I was being a human. There’s not enough of that in business. We all know how to pump ourselves up and make ourselves seem ideal, but no one’s perfect. If you just go up and talk about life and how it’s hard and we’re all just trying to make up for whatever deficiency we developed at 12 years old, you’d be surprised at how many people latch onto that.
Where I was in my life, it seemed like I drew people’s pain out of them. Most people in sales know you want to listen more than you talk. That’s a good idea in sales. Buyers would tell me real struggles in both their business and personal life.

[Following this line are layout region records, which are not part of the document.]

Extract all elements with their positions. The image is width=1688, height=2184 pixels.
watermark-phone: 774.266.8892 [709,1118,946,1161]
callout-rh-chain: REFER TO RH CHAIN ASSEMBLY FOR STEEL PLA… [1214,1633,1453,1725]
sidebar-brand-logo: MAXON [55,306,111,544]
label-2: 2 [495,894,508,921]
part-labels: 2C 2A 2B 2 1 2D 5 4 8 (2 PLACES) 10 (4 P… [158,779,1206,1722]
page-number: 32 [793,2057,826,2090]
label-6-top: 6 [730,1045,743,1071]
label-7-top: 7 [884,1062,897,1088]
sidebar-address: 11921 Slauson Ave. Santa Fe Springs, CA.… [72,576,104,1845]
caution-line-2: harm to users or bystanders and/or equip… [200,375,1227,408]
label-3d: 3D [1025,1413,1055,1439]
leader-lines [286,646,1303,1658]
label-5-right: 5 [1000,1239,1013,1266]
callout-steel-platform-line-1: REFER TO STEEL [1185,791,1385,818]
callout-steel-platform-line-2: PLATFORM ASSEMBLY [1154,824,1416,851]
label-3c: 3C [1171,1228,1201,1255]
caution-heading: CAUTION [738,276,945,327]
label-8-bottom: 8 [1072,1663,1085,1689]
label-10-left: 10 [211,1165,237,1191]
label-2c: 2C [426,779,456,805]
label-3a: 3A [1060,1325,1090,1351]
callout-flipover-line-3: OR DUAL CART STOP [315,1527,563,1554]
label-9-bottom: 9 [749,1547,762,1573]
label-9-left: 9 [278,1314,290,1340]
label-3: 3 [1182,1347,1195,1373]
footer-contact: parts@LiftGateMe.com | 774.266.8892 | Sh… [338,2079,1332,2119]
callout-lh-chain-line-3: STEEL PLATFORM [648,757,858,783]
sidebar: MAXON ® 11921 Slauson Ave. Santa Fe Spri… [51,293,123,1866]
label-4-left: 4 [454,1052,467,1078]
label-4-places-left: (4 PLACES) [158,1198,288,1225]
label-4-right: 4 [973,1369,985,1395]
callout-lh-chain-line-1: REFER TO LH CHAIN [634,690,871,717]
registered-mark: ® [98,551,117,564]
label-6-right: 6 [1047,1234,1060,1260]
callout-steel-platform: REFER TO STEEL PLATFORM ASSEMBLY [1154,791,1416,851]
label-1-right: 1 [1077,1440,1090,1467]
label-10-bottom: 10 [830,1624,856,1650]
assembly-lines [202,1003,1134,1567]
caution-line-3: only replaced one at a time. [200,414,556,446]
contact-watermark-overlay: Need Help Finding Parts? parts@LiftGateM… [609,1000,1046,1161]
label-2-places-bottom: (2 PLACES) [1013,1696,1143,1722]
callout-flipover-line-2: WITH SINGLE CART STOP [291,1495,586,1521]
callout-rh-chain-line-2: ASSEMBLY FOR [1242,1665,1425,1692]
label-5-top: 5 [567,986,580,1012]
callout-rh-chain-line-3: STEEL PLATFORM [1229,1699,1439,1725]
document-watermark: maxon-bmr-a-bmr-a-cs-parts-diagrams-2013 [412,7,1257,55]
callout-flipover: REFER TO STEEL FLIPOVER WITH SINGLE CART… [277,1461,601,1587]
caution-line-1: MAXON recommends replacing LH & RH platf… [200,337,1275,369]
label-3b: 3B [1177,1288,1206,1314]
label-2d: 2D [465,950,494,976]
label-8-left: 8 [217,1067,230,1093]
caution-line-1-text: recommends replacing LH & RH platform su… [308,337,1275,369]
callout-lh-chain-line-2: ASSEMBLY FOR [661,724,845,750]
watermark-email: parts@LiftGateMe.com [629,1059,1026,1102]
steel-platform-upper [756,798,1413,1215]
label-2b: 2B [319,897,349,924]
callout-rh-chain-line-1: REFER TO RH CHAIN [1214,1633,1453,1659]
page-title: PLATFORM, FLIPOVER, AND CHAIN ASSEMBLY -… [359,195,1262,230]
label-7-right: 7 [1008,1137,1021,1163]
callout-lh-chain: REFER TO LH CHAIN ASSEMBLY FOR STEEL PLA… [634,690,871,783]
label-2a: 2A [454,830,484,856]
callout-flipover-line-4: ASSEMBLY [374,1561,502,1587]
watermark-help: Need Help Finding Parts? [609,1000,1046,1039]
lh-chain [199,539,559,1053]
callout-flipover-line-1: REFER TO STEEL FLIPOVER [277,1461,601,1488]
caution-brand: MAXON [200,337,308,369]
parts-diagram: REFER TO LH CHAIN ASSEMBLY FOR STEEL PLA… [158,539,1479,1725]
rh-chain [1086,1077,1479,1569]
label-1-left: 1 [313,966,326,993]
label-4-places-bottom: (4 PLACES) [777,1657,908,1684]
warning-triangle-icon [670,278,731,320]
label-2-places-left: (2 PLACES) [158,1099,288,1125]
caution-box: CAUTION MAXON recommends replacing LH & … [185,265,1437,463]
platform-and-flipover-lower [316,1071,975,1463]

It was happening so unconsciously that it took me a while to catch on to what was happening, but that natural authenticity from “my nothing to lose and nothing to prove” attitude really resonated with people.
In each episode of How to Lose Money, we’ll be asking our guests to answer a few questions about failure. Here’s what came out of this episode:
- Looking back, why did this failure experience happen to you?
It happened because I built an identity out of the wrong things. I build my identity out of other people’s opinions of me.
- What is the single most important lesson you learned from this?
Authenticity trumps everything.
- Who do you turn to when you need help?
As I mentioned, I turned to God, and then I turned to my wife, and then I turned to a group of three men that we have an unspoken rule that we can share anything with each other. I expose myself to those closest to me.
- How do you strengthen your business now to protect it from failing this way again?
Authenticity. I feel almost like Teflon; I always default to authenticity. That crushing pain of failure is no longer an option.
- What advice would you give to someone who finds themselves in a similar position to what you’ve gone through?
Get as quickly as you can to the white flag moment. It’s inevitable anyway, so have compassion for yourself as you’re moving through the phases. The quicker you surrender, the better off you are.